During the meeting, attended by officials from SK Energy, GS Caltex, S-Oil, and HD Hyundai Oil Bank, Kim highlighted that while domestic oil prices typically adjust in response to global oil price changes over a two-week period, recent events have led to a rapid escalation in prices in South Korea. The minister cautioned against exploiting the spike in international oil prices to the detriment of efforts aimed at stabilizing people’s livelihoods, warning of serious consequences for such actions.
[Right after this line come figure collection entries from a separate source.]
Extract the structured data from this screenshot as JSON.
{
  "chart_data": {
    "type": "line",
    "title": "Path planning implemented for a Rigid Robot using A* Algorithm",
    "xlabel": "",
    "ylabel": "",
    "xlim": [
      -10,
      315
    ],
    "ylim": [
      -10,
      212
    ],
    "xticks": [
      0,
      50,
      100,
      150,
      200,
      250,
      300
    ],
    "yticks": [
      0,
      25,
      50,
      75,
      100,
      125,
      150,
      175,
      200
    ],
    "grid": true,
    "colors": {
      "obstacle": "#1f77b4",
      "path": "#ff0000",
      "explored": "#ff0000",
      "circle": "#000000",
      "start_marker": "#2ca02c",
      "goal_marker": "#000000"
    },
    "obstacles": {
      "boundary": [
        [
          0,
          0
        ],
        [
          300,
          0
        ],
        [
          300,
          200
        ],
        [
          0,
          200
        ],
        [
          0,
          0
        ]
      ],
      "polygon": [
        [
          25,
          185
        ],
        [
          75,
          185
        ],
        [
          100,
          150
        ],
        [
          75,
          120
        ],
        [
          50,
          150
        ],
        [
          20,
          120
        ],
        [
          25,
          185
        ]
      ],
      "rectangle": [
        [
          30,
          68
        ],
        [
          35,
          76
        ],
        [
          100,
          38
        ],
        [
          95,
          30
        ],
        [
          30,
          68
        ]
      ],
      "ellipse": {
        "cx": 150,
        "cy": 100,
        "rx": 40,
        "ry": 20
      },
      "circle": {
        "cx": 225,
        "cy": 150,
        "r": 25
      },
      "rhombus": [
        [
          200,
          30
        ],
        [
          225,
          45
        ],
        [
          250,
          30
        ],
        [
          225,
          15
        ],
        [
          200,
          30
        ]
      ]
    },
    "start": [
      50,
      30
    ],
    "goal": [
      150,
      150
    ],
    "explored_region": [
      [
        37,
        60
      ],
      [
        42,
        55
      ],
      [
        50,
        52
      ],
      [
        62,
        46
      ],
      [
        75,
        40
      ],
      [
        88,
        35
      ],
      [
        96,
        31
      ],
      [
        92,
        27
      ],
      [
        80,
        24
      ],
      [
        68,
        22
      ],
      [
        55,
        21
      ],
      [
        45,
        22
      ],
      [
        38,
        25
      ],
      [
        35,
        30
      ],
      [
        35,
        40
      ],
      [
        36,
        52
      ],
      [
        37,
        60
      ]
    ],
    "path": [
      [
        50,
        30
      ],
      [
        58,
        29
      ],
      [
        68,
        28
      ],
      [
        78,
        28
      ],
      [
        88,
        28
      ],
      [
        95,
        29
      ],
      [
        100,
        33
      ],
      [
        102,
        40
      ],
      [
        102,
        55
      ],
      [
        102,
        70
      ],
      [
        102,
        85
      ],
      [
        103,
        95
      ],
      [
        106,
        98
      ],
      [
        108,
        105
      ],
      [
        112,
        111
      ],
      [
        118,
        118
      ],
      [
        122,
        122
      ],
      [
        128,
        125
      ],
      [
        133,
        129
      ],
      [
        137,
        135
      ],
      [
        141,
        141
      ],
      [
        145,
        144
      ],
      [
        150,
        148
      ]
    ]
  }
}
The average gasoline price in Seoul surpassed 1,900 won ($1.28) per liter for the first time in nearly four years on Friday, further climbing to 1,945 won by Sunday, as reported by the Korea National Oil Corp. Responding to public backlash, the Korea Oil Station Association attributed the recent surge in domestic fuel prices primarily to supply price hikes by oil refineries.
In light of the ongoing turmoil in the Middle East, the government issued a preemptive alert last week to address potential resource crises and volatility in the energy market. Efforts are underway to secure additional oil supplies from regions outside the Middle East and develop a comprehensive strategy for the potential release of oil reserves. Additionally, the government is cracking down on unfair market practices in the energy sector and is considering implementing a price cap system for oil for the first time in nearly three decades.